Calculate (by hand from confusion matrices) and contextually interpret overall accuracy, sensitivity, and specificity
Construct and interpret plots of predicted probabilities across classes
Explain how a ROC curve is constructed and the rationale behind AUC as an evaluation metric
Appropriately use and interpret the no-information rate to evaluate accuracy metrics

Slides from today are available here.

Exercises

No R work today - exercises are just conceptual.

Exercise 1: Revisiting LASSO

LASSO for the logistic regression setting works analogously to the regression setting in terms of its penalization of predictors.

What would you expect about the number of predictors in the model for high vs. low lambda?
Suppose that a LASSO logistic model has been built. Describe the steps required to make a soft (probability) and hard (class) prediction for a test case.
Why should we not solely rely on the default probability threshold of 0.5 in making predictions? Thus what is the motivation for using the ROC_AUC metric? (Make sure that you can describe how the ROC curve is constructed and what the optimal value of ROC_AUC is.)
How would you expect a plot of test ROC_AUC vs. \(\lambda\) to look, and why? (Draw it!)

Exercise 2: Revisiting KNN

The KNN algorithm has a natural extension in the classification setting. Suppose that we’re using KNN to build a spam classifier.
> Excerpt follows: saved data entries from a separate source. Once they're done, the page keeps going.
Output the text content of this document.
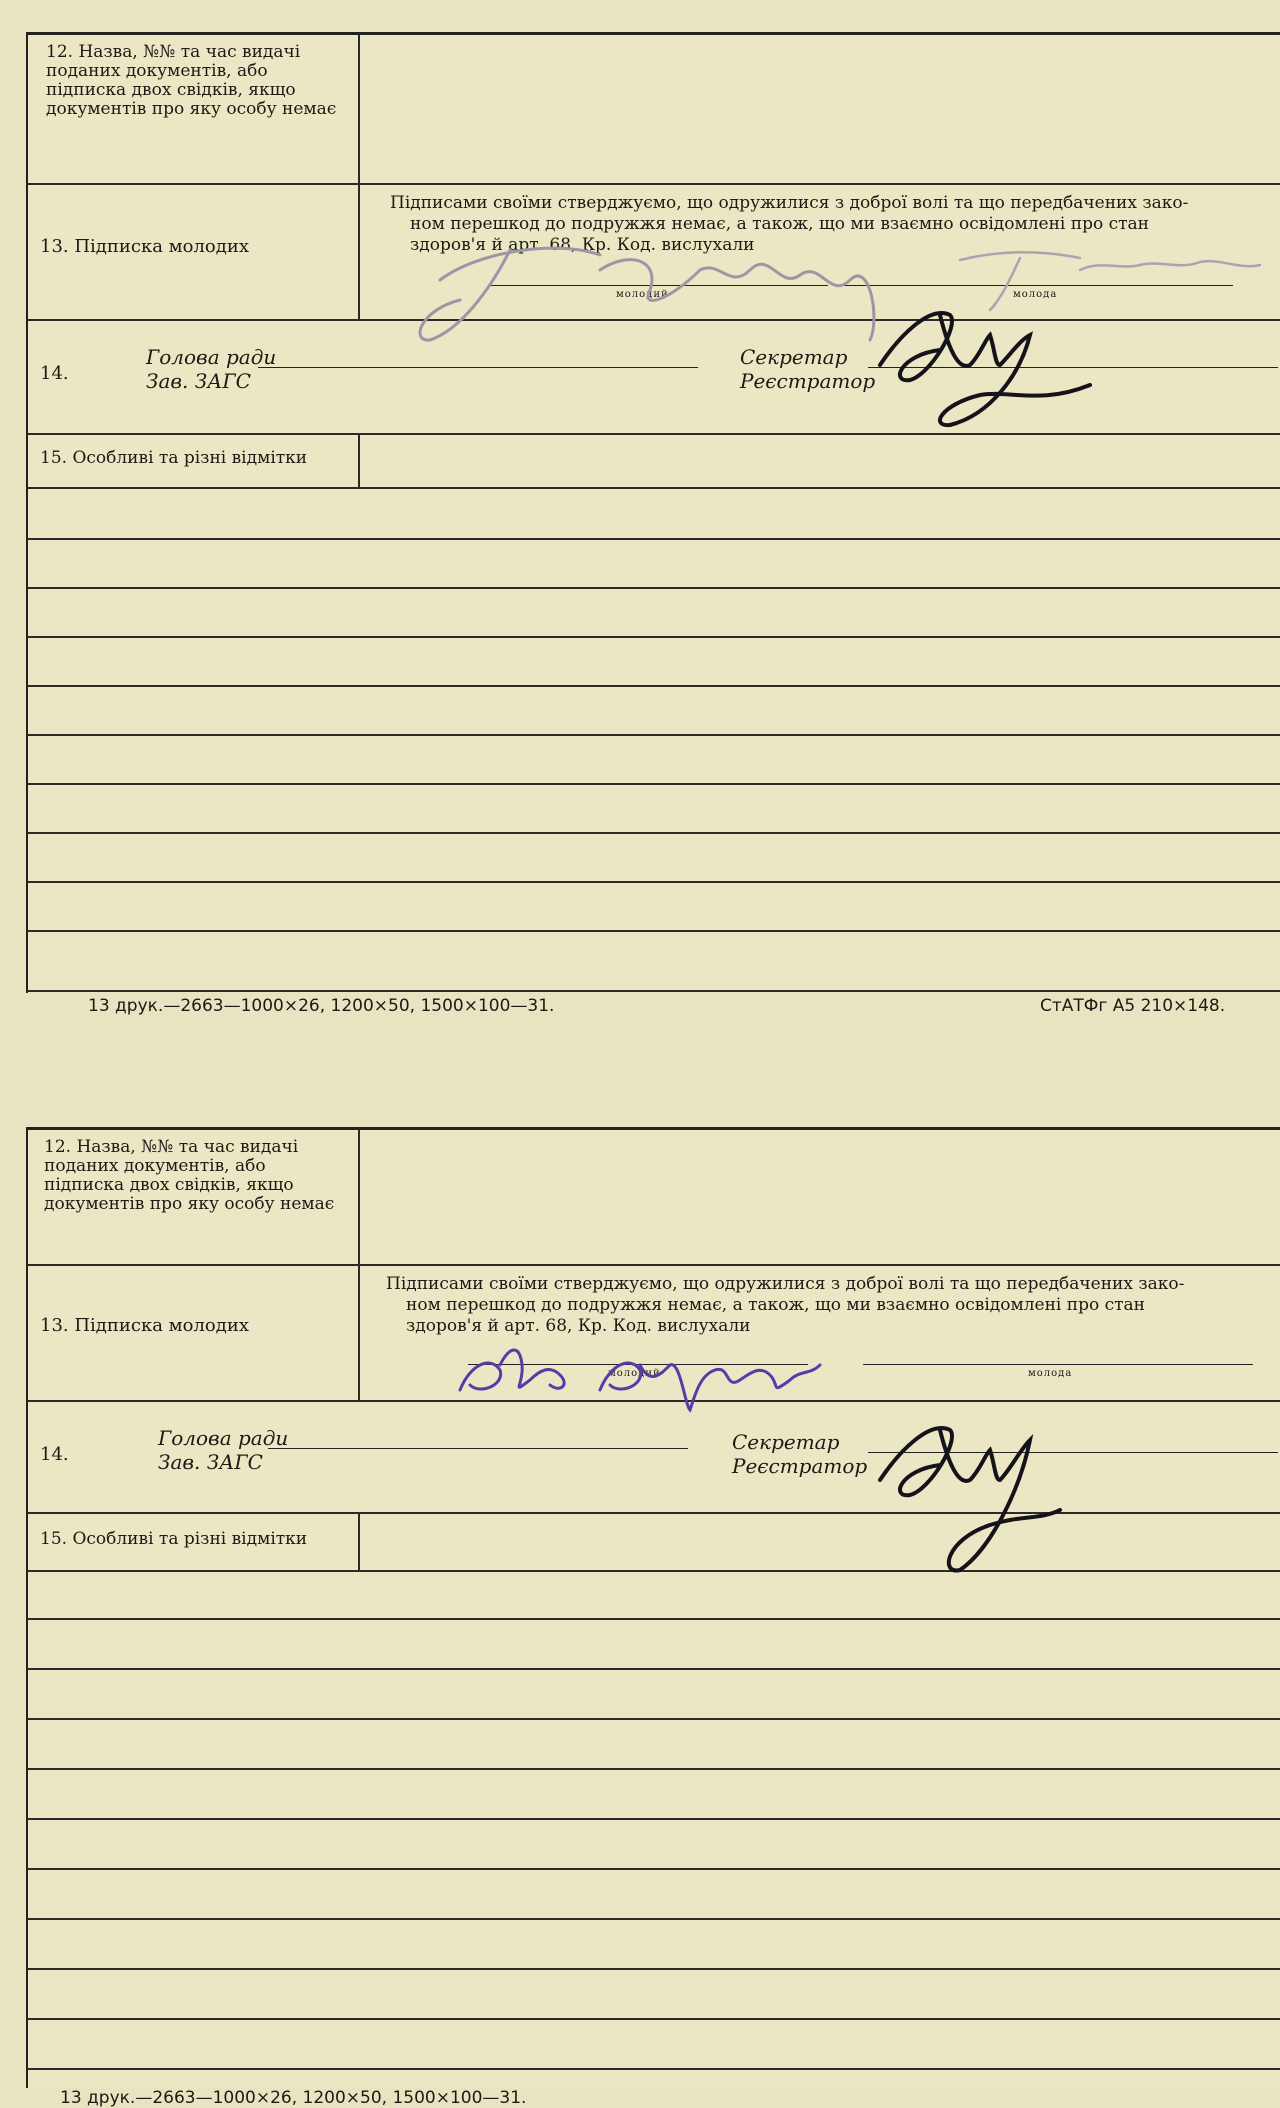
12. Назва, №№ та час видачі поданих документів, або підписка двох свідків, якщо документів про яку особу немає
13. Підписка молодих
Підписами своїми стверджуємо, що одружилися з доброї волі та що передбачених зако-
ном перешкод до подружжя немає, а також, що ми взаємно освідомлені про стан
здоров'я й арт. 68, Кр. Код. вислухали
молодий	молода
14.
Голова ради
Зав. ЗАГС
Секретар
Реєстратор
15. Особливі та різні відмітки
13 друк.—2663—1000×26, 1200×50, 1500×100—31.	СтАТФг А5 210×148.
12. Назва, №№ та час видачі поданих документів, або підписка двох свідків, якщо документів про яку особу немає
13. Підписка молодих
Підписами своїми стверджуємо, що одружилися з доброї волі та що передбачених зако-
ном перешкод до подружжя немає, а також, що ми взаємно освідомлені про стан
здоров'я й арт. 68, Кр. Код. вислухали
молодий	молода
14.
Голова ради
Зав. ЗАГС
Секретар
Реєстратор
15. Особливі та різні відмітки
13 друк.—2663—1000×26, 1200×50, 1500×100—31.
How do we find the nearest neighbors for a test case? Why might it be a sensible idea to normalize all quantitative predictors to have a standard deviation of 1?
Suppose that the 5 nearest neighbors for a given test case have outcome values: spam, spam, not_spam, spam, not_spam. How might we make a soft (probability) and hard (class) prediction for this test case?
How would you expect a plot of test overall accuracy vs. # neighbors to look, and why? (Draw it!)
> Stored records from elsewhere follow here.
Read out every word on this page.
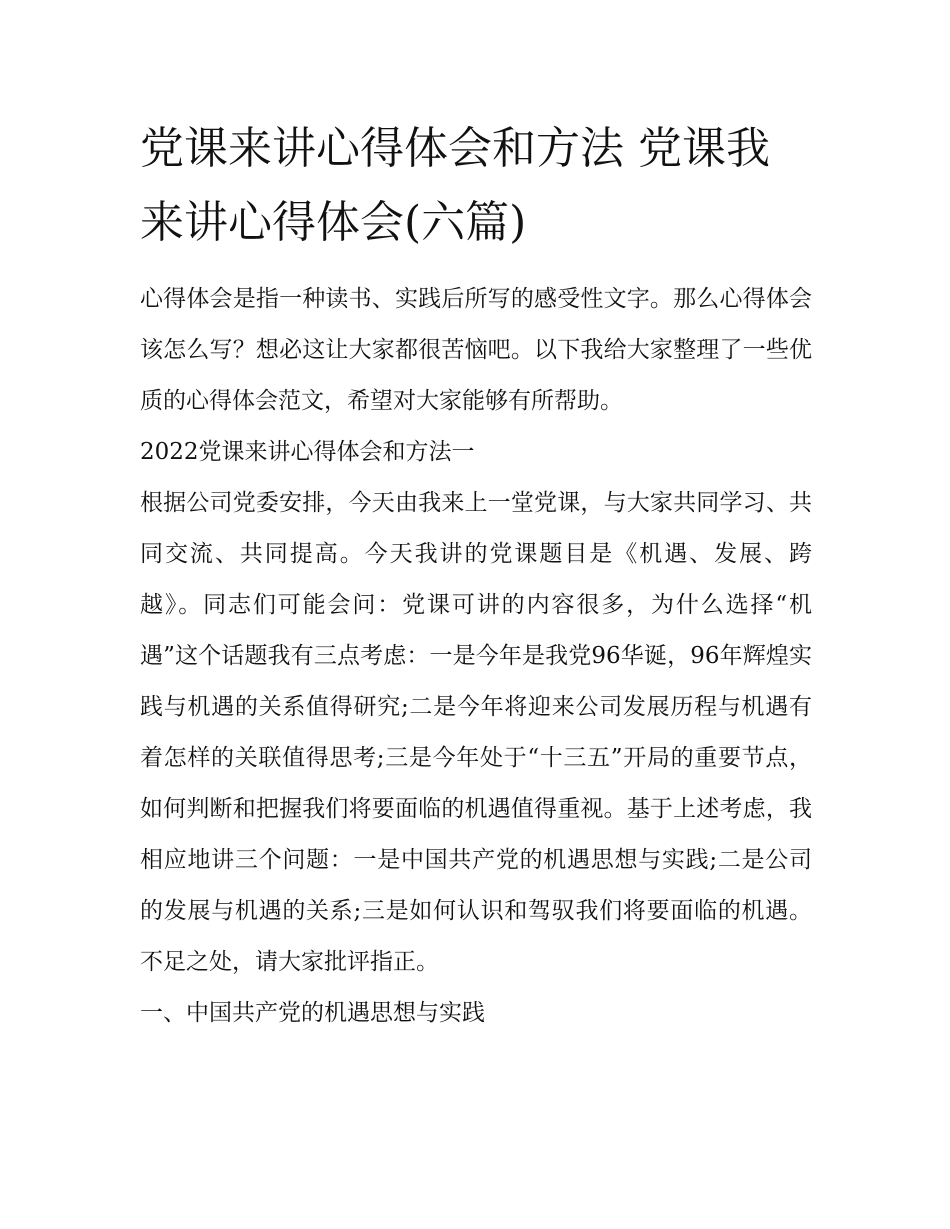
党课来讲心得体会和方法 党课我来讲心得体会(六篇)

心得体会是指一种读书、实践后所写的感受性文字。那么心得体会该怎么写？想必这让大家都很苦恼吧。以下我给大家整理了一些优质的心得体会范文，希望对大家能够有所帮助。

2022党课来讲心得体会和方法一

根据公司党委安排，今天由我来上一堂党课，与大家共同学习、共同交流、共同提高。今天我讲的党课题目是《机遇、发展、跨越》。同志们可能会问：党课可讲的内容很多，为什么选择“机遇”这个话题我有三点考虑：一是今年是我党96华诞，96年辉煌实践与机遇的关系值得研究;二是今年将迎来公司发展历程与机遇有着怎样的关联值得思考;三是今年处于“十三五”开局的重要节点，如何判断和把握我们将要面临的机遇值得重视。基于上述考虑，我相应地讲三个问题：一是中国共产党的机遇思想与实践;二是公司的发展与机遇的关系;三是如何认识和驾驭我们将要面临的机遇。不足之处，请大家批评指正。

一、中国共产党的机遇思想与实践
Exercise 3: Confusion matrix computations

We obtain the following confusion matrix after using a “trained” KNN model on a test dataset.
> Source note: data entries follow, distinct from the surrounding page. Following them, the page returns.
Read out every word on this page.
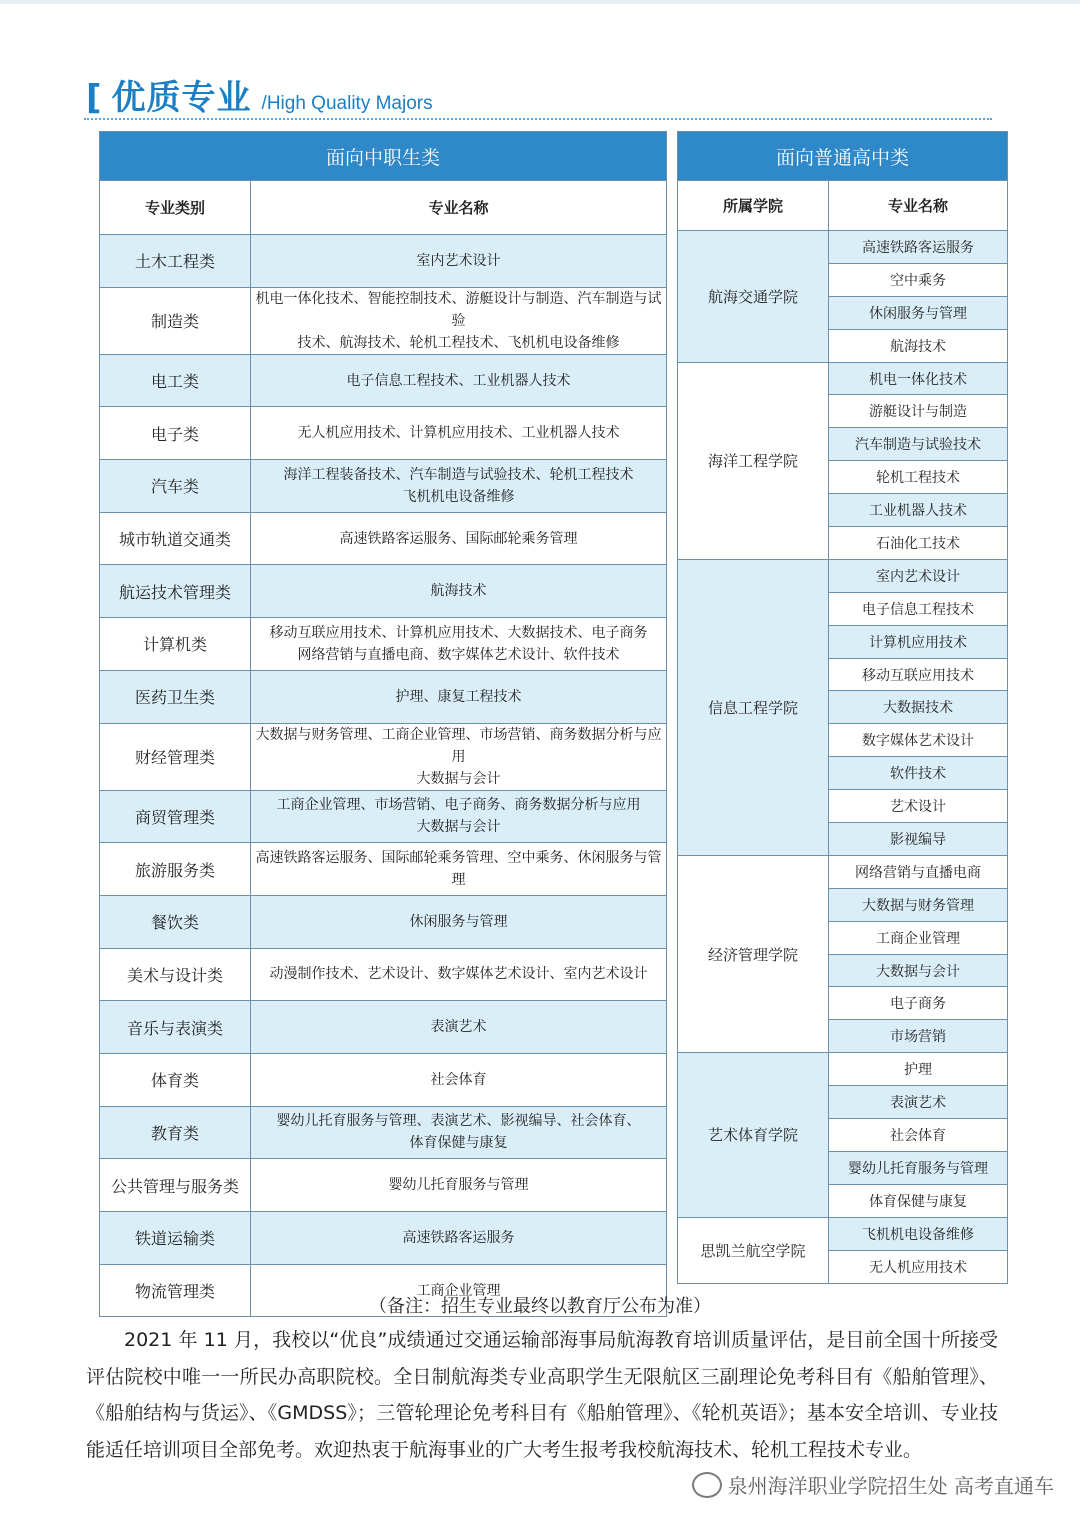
[ 优质专业 /High Quality Majors
面向中职生类	
专业类别	专业名称
土木工程类	室内艺术设计

制造类	机电一体化技术、智能控制技术、游艇设计与制造、汽车制造与试验
技术、航海技术、轮机工程技术、飞机机电设备维修

电工类	电子信息工程技术、工业机器人技术

电子类	无人机应用技术、计算机应用技术、工业机器人技术

汽车类	海洋工程装备技术、汽车制造与试验技术、轮机工程技术
飞机机电设备维修

城市轨道交通类	高速铁路客运服务、国际邮轮乘务管理

航运技术管理类	航海技术

计算机类	移动互联应用技术、计算机应用技术、大数据技术、电子商务
网络营销与直播电商、数字媒体艺术设计、软件技术

医药卫生类	护理、康复工程技术

财经管理类	大数据与财务管理、工商企业管理、市场营销、商务数据分析与应用
大数据与会计

商贸管理类	工商企业管理、市场营销、电子商务、商务数据分析与应用
大数据与会计

旅游服务类	高速铁路客运服务、国际邮轮乘务管理、空中乘务、休闲服务与管理

餐饮类	休闲服务与管理

美术与设计类	动漫制作技术、艺术设计、数字媒体艺术设计、室内艺术设计

音乐与表演类	表演艺术

体育类	社会体育

教育类	婴幼儿托育服务与管理、表演艺术、影视编导、社会体育、
体育保健与康复

公共管理与服务类	婴幼儿托育服务与管理

铁道运输类	高速铁路客运服务

物流管理类	工商企业管理
面向普通高中类	
所属学院	专业名称
航海交通学院	高速铁路客运服务
	空中乘务
	休闲服务与管理
	航海技术
海洋工程学院	机电一体化技术
	游艇设计与制造
	汽车制造与试验技术
	轮机工程技术
	工业机器人技术
	石油化工技术
信息工程学院	室内艺术设计
	电子信息工程技术
	计算机应用技术
	移动互联应用技术
	大数据技术
	数字媒体艺术设计
	软件技术
	艺术设计
	影视编导
经济管理学院	网络营销与直播电商
	大数据与财务管理
	工商企业管理
	大数据与会计
	电子商务
	市场营销
艺术体育学院	护理
	表演艺术
	社会体育
	婴幼儿托育服务与管理
	体育保健与康复
思凯兰航空学院	飞机机电设备维修
	无人机应用技术
（备注：招生专业最终以教育厅公布为准）
2021 年 11 月，我校以“优良”成绩通过交通运输部海事局航海教育培训质量评估，是目前全国十所接受评估院校中唯一一所民办高职院校。全日制航海类专业高职学生无限航区三副理论免考科目有《船舶管理》、《船舶结构与货运》、《GMDSS》；三管轮理论免考科目有《船舶管理》、《轮机英语》；基本安全培训、专业技能适任培训项目全部免考。欢迎热衷于航海事业的广大考生报考我校航海技术、轮机工程技术专业。
泉州海洋职业学院招生处 高考直通车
                               Truth
                        Not spam     Spam
                       ----------   ------
             Not spam |   2670       220
Predicted        Spam |   118        1593

Compute and interpret the following metrics: overall accuracy, sensitivity, specificity.
Compute the no-information rate and use it to give context for how “high” the overall accuracy is.
When building a spam classifier, which of overall accuracy, sensitivity, or specificity do you think matters most and why?

Exercise 4: Connecting ROC curves with predicted probability boxplots

Suppose that Model 1 has an ROC_AUC of 0.85 and that Model 2 has an ROC_AUC of 0.6. What would you expect the predicted probability boxplots (predicted probabilities vs. true class) to look like for these two models, and why? (Draw them.)